Notre Dame football: Top 5 running backs in school history
The best of the Four Horsemen of Notre Dame, Don Miller is the 5th best running back in the storied history of Notre Dame football. Miller, along with the other Four Horsemen, led Notre Dame to the 1924 Rose Bowl, which they won over Stanford. That season culminated in Notre Dame’s first of eleven National Championships.
During that 1924 season, Miller averaged 7.1 yards per carry and was the biggest threat to opposing defenses that Rockne’s Notre Dame football team had. In his three season-long playing career, Miller scored 22 touchdowns. Over the course of his entire career, he scored more on fewer carries than the other Four Horsemen of Notre Dame.

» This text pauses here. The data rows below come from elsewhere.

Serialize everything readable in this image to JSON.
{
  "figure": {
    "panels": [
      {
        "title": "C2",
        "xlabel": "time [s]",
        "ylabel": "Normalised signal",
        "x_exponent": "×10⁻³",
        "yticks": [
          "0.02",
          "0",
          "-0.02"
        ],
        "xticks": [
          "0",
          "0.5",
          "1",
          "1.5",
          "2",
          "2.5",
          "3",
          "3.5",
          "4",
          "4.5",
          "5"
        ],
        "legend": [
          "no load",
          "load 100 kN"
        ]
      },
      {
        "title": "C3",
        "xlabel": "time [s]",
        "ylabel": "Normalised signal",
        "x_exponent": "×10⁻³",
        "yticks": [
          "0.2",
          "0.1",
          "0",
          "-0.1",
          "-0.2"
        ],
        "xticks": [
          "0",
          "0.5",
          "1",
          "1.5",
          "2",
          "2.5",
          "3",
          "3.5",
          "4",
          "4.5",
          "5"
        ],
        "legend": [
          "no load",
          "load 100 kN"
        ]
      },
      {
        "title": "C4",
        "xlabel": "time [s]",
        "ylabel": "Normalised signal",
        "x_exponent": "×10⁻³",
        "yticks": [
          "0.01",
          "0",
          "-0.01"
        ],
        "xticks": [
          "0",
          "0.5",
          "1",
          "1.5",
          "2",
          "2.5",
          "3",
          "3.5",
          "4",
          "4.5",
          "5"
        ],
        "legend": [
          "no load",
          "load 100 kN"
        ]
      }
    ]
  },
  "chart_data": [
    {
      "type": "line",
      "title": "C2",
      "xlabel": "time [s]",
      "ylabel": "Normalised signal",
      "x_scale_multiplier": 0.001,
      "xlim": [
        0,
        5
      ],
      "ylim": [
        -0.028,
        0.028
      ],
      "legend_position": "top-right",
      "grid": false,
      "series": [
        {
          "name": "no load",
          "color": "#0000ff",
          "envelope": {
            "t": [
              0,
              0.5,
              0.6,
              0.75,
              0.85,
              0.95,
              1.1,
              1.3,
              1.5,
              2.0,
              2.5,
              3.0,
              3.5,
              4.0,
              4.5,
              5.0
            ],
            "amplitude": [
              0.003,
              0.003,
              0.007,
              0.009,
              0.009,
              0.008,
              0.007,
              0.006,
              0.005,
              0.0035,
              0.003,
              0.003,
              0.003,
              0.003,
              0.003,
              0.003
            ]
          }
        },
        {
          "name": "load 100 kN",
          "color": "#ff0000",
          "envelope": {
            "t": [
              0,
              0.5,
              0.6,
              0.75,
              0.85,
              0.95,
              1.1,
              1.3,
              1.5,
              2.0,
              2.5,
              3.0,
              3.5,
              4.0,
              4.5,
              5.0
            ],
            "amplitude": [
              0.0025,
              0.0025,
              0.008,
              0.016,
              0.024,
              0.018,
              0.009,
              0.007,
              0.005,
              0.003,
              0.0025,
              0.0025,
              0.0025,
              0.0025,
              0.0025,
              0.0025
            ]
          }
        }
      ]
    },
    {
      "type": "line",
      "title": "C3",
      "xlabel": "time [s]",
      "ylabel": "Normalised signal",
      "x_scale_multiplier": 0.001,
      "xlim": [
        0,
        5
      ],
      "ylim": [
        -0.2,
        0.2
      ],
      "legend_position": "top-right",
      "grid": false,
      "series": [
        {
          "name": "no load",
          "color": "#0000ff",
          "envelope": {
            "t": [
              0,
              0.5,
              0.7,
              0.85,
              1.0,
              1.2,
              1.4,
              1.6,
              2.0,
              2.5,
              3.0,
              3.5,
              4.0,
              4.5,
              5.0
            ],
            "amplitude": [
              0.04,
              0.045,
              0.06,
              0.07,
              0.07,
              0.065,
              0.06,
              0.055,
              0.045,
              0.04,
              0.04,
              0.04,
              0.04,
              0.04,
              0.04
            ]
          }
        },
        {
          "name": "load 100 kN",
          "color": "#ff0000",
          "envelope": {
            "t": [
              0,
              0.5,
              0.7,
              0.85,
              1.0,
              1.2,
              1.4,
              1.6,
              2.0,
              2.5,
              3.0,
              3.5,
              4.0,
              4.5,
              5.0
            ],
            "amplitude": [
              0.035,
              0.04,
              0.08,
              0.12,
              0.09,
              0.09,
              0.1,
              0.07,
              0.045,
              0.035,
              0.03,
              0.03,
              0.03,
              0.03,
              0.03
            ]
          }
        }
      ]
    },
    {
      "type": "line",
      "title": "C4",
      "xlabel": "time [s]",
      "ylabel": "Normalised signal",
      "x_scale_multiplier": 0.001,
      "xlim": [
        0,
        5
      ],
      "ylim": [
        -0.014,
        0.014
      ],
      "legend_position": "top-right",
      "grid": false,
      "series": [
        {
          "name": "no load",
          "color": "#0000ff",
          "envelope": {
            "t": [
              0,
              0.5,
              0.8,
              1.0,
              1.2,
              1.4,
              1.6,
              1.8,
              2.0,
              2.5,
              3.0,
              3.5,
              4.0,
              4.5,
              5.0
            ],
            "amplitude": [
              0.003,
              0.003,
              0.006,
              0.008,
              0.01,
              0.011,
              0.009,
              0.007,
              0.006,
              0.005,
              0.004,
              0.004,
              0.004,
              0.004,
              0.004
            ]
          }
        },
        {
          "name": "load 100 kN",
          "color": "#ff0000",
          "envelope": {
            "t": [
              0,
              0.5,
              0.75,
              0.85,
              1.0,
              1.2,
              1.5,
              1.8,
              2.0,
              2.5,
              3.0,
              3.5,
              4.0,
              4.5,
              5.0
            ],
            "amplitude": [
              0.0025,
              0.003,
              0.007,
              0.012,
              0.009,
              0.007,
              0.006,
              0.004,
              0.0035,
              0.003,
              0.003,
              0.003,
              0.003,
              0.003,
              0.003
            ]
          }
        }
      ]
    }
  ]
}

He was also an effective receiving threat. Miller had 31 career receptions and 590 receiving yards over the course of his career. Remembering the difference in playing style from the 1920s to now, and the fact he was sharing the ball with four other star athletes, and those are simply excellent numbers.
Don Miller was a two time All-American, and a member of the College Football Hall of Fame. He is the brother of Red Miller, who captained the Notre Dame football team.
His coach, Knute Rockne, would call Don Miller, “The greatest open-field runner I ever had.” That’s high praise from the legendary coach, and it speaks to Miller’s ability to stay on his feet and avoid tacklers.
While you won’t find Miller’s name in many modern record books, his importance to Notre Dame football cannot be understated. He’s not just a good back that your great-grandfather remembers. He’s the core of what became the modern Notre Dame football program.
Miller, and the other Four Horsemen, are near-mythical legends. They’re stories told, but not remembered by anyone first hand. When people say Notre Dame needs to wake up the echoes, Don Miller is one of those echoes. Outside of Knute Rockne and George Gipp, he’s likely to most important of those echoes.
The storied Notre Dame football program was set-up and shaped by players like Miller. Without him, there is no allure to a small, academically minded, Catholic school in the Mid-West.